At the moment markets need a ‘lenting’ hand. After yesterday’s sell-off that continued from the weekend, storms continued to batter the UK today, both literally and figuratively as financial markets turbulent ride continued. Global growth headwinds continued causing a further sell-off and quest for safe havens. We have now had disappointing US job creation figures, China reporting further depletion of their foreign reserves (the lowest levels seen since 2012), a sliding oil price and continued global growth worries heavily compounding fears. Amongst this have been some fairly promising earnings reports, yesterday Randgold shares rose 13.21% and America’s jobs data wasn’t all doom and gloom, underlying unemployment fell 10bps to 4.9%, lows not seen since May 2008. Yet this has been a true ‘drop in the ocean’.
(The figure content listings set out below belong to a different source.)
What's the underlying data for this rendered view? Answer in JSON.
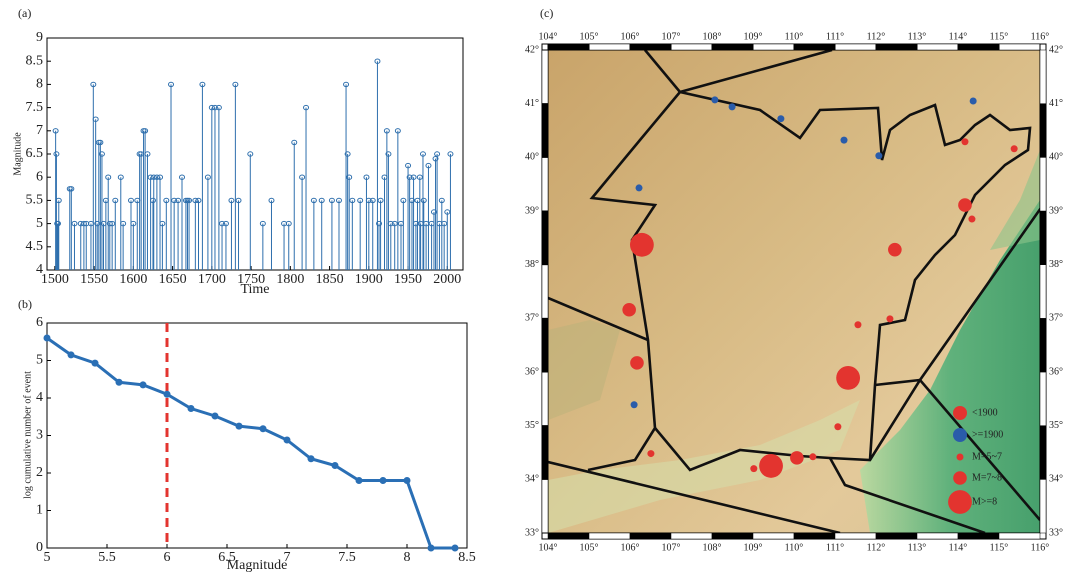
{
  "chart_data": [
    {
      "type": "stem",
      "panel": "(a)",
      "x_label": "Time",
      "y_label": "Magnitude",
      "color": "#2e6fad",
      "x": [
        1501,
        1502,
        1503,
        1504,
        1505,
        1519,
        1521,
        1525,
        1533,
        1537,
        1540,
        1546,
        1549,
        1552,
        1554,
        1556,
        1558,
        1560,
        1562,
        1565,
        1568,
        1570,
        1573,
        1577,
        1584,
        1587,
        1597,
        1600,
        1605,
        1608,
        1610,
        1613,
        1615,
        1618,
        1622,
        1625,
        1626,
        1630,
        1634,
        1637,
        1642,
        1648,
        1652,
        1657,
        1662,
        1667,
        1669,
        1671,
        1679,
        1683,
        1688,
        1695,
        1700,
        1704,
        1709,
        1713,
        1718,
        1725,
        1730,
        1734,
        1749,
        1765,
        1776,
        1792,
        1798,
        1805,
        1815,
        1820,
        1830,
        1840,
        1853,
        1862,
        1871,
        1873,
        1875,
        1879,
        1889,
        1897,
        1900,
        1905,
        1911,
        1913,
        1915,
        1920,
        1923,
        1925,
        1928,
        1933,
        1937,
        1941,
        1944,
        1950,
        1952,
        1955,
        1957,
        1960,
        1962,
        1965,
        1966,
        1969,
        1970,
        1973,
        1976,
        1980,
        1983,
        1985,
        1987,
        1990,
        1993,
        1996,
        2000,
        2004
      ],
      "values": [
        7.0,
        6.5,
        5.0,
        5.0,
        5.5,
        5.75,
        5.75,
        5.0,
        5.0,
        5.0,
        5.0,
        5.0,
        8.0,
        7.25,
        5.0,
        6.75,
        6.75,
        6.5,
        5.0,
        5.5,
        6.0,
        5.0,
        5.0,
        5.5,
        6.0,
        5.0,
        5.5,
        5.0,
        5.5,
        6.5,
        6.5,
        7.0,
        7.0,
        6.5,
        6.0,
        5.5,
        6.0,
        6.0,
        6.0,
        5.0,
        5.5,
        8.0,
        5.5,
        5.5,
        6.0,
        5.5,
        5.5,
        5.5,
        5.5,
        5.5,
        8.0,
        6.0,
        7.5,
        7.5,
        7.5,
        5.0,
        5.0,
        5.5,
        8.0,
        5.5,
        6.5,
        5.0,
        5.5,
        5.0,
        5.0,
        6.75,
        6.0,
        7.5,
        5.5,
        5.5,
        5.5,
        5.5,
        8.0,
        6.5,
        6.0,
        5.5,
        5.5,
        6.0,
        5.5,
        5.5,
        8.5,
        5.0,
        5.5,
        6.0,
        7.0,
        6.5,
        5.0,
        5.0,
        7.0,
        5.0,
        5.5,
        6.25,
        6.0,
        5.5,
        6.0,
        5.0,
        5.5,
        6.0,
        5.0,
        6.5,
        5.5,
        5.0,
        6.25,
        5.0,
        5.25,
        6.4,
        6.5,
        5.0,
        5.5,
        5.0,
        5.25,
        6.5
      ],
      "xlim": [
        1490,
        2020
      ],
      "xticks": [
        1500,
        1550,
        1600,
        1650,
        1700,
        1750,
        1800,
        1850,
        1900,
        1950,
        2000
      ],
      "ylim": [
        4,
        9
      ],
      "yticks": [
        4,
        4.5,
        5,
        5.5,
        6,
        6.5,
        7,
        7.5,
        8,
        8.5,
        9
      ]
    },
    {
      "type": "line",
      "panel": "(b)",
      "x_label": "Magnitude",
      "y_label": "log cumulative number of event",
      "color": "#2a6fb5",
      "x": [
        5,
        5.2,
        5.4,
        5.6,
        5.8,
        6,
        6.2,
        6.4,
        6.6,
        6.8,
        7,
        7.2,
        7.4,
        7.6,
        7.8,
        8,
        8.2,
        8.4
      ],
      "values": [
        5.6,
        5.15,
        4.93,
        4.42,
        4.35,
        4.1,
        3.72,
        3.52,
        3.25,
        3.18,
        2.88,
        2.38,
        2.2,
        1.8,
        1.8,
        1.8,
        0,
        0
      ],
      "vline": 6,
      "vline_color": "#e3342f",
      "xlim": [
        5,
        8.5
      ],
      "xticks": [
        5,
        5.5,
        6,
        6.5,
        7,
        7.5,
        8,
        8.5
      ],
      "ylim": [
        0,
        6
      ],
      "yticks": [
        0,
        1,
        2,
        3,
        4,
        5,
        6
      ]
    },
    {
      "type": "map",
      "panel": "(c)",
      "series": [
        {
          "name": "<1900",
          "color": "#e3342f",
          "x": [
            106.29,
            111.32,
            109.44,
            105.98,
            106.17,
            112.46,
            114.17,
            110.07,
            106.51,
            109.02,
            110.46,
            111.07,
            111.56,
            112.34,
            114.17,
            114.34,
            115.37
          ],
          "y": [
            38.37,
            35.89,
            34.25,
            37.16,
            36.17,
            38.28,
            39.11,
            34.4,
            34.48,
            34.2,
            34.42,
            34.98,
            36.88,
            36.99,
            40.29,
            38.85,
            40.16
          ],
          "sizes": [
            8,
            8,
            8,
            7.5,
            7.5,
            7.5,
            7.5,
            7.5,
            6,
            6,
            6,
            6,
            6,
            6,
            6,
            6,
            6
          ]
        },
        {
          "name": ">=1900",
          "color": "#2a5caa",
          "x": [
            108.07,
            108.49,
            109.68,
            111.22,
            112.07,
            114.37,
            106.22,
            106.1
          ],
          "y": [
            41.07,
            40.94,
            40.72,
            40.32,
            40.03,
            41.05,
            39.43,
            35.39
          ],
          "sizes": [
            6,
            6,
            6,
            6,
            6,
            6,
            6,
            6
          ]
        }
      ],
      "size_legend": [
        {
          "label": "M=5~7",
          "value": 6
        },
        {
          "label": "M=7~8",
          "value": 7.5
        },
        {
          "label": "M>=8",
          "value": 8
        }
      ],
      "xlim": [
        104,
        116
      ],
      "ylim": [
        33,
        42
      ],
      "xticks": [
        {
          "value": 104,
          "label": "104°"
        },
        {
          "value": 105,
          "label": "105°"
        },
        {
          "value": 106,
          "label": "106°"
        },
        {
          "value": 107,
          "label": "107°"
        },
        {
          "value": 108,
          "label": "108°"
        },
        {
          "value": 109,
          "label": "109°"
        },
        {
          "value": 110,
          "label": "110°"
        },
        {
          "value": 111,
          "label": "111°"
        },
        {
          "value": 112,
          "label": "112°"
        },
        {
          "value": 113,
          "label": "113°"
        },
        {
          "value": 114,
          "label": "114°"
        },
        {
          "value": 115,
          "label": "115°"
        },
        {
          "value": 116,
          "label": "116°"
        }
      ],
      "yticks": [
        {
          "value": 33,
          "label": "33°"
        },
        {
          "value": 34,
          "label": "34°"
        },
        {
          "value": 35,
          "label": "35°"
        },
        {
          "value": 36,
          "label": "36°"
        },
        {
          "value": 37,
          "label": "37°"
        },
        {
          "value": 38,
          "label": "38°"
        },
        {
          "value": 39,
          "label": "39°"
        },
        {
          "value": 40,
          "label": "40°"
        },
        {
          "value": 41,
          "label": "41°"
        },
        {
          "value": 42,
          "label": "42°"
        }
      ]
    }
  ]
}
Tuesday didn’t open much better. The one Tuesday a year where we can have two-for-Tuesday’s at Dominos pizza and pancakes is not enough to stop the FTSE 100 losing yet more ground. In the overnight session Japan’s main index lost more than 5%, its worst one day drop since 2013. The impending testimony Janet Yellen is due to give tomorrow and Thursday, as part of the semi-annual monetary report to Congress will now be under more scrutiny and carries more importance in terms of global market direction than first thought, if possible. It is true that many will be eagerly viewing the testimony in the hope that she can provide glimmers of optimism although many will have to accept this is no small feat at the moment.
In the UK today the FTSE managed to temporarily avoid red figures compared to its European counterparts after unexpected strong retail sales data for the month of January. Spending was up 3.3% compared to a year ago, sales in both big ticket items and clothing from New Year’s discounts behind the surprise drive in sales. However, the index could only swim upstream for so long, the brief opposition ending on the news that the UK’s trade deficit had grown. The trade deficit widened to £10.352 billion in Q4, rising from Q3’s deficit of £8.575 billion. This overall makes for the biggest trade in goods deficit ever on record, to the tune of £125.028 billion; even with the help of a low oil price. The worry is that this is set to impact overall economic growth, the FTSE closed the day down 0.88% at 5639.13. Have investors been shrewd this Tuesday? It is possible but news breaking late today from the US has seen the White House cut economic growth forecasts for 2016 and 2017 and Obama has proposed a $10 a barrel tax to oil. Flipping great!